The runtime also exposes connector capability metadata via `source_capabilities()` and validates incompatible settings (for example, snapshot tables for a source that does not support snapshots). Capability metadata includes `snapshot_checkpoint_resume`, which is `true` for PostgreSQL, MySQL, and SQL Server.
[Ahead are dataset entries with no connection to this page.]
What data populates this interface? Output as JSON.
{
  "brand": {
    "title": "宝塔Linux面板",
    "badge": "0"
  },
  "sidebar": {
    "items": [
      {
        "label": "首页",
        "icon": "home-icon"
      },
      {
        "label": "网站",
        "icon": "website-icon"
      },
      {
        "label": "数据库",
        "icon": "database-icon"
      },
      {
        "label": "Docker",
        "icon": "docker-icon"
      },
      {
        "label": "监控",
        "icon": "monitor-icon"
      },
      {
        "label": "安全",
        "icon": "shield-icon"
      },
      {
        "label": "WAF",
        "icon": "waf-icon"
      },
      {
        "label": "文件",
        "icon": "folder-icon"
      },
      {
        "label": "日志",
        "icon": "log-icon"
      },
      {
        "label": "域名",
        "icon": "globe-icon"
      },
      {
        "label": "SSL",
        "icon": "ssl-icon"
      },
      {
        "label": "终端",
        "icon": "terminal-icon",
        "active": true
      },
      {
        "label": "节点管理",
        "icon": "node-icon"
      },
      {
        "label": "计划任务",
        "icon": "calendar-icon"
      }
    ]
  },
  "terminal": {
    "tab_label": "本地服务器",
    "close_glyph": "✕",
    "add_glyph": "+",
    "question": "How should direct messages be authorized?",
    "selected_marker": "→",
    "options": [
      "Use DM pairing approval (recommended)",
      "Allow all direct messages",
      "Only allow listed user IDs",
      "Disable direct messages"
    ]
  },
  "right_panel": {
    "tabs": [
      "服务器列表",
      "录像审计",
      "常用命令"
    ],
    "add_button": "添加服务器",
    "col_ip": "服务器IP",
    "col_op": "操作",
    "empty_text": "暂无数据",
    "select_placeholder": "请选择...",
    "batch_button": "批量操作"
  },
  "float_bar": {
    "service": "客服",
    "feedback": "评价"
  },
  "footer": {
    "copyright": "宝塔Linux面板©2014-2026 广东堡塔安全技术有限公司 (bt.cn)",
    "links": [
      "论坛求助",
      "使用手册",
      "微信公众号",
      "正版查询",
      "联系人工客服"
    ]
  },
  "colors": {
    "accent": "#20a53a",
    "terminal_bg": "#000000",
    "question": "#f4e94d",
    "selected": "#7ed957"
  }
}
Snapshot checkpoints now resume through connector-native cursor state and keep stream bootstrap aligned with the saved snapshot watermark.

## Event Model

`Event` is the canonical envelope consumed by downstream code.

Key fields include:
- `op`: one of `Insert`, `Update`, `Delete`, `Read`, `SchemaChange`, `Truncate`
- `source`: source metadata and offset context
- `transaction`: optional transaction metadata
- `snapshot`: optional snapshot metadata

`Operation::Truncate` is emitted when a `TRUNCATE` statement removes all rows from a table.
`before` and `after` are always `None` for truncate events. Only connectors that advertise
`ConnectorCapabilities::truncate` emit this variant (currently: PostgreSQL).
`Operation::to_str()` returns a `&'static str` for zero-allocation display and comparison.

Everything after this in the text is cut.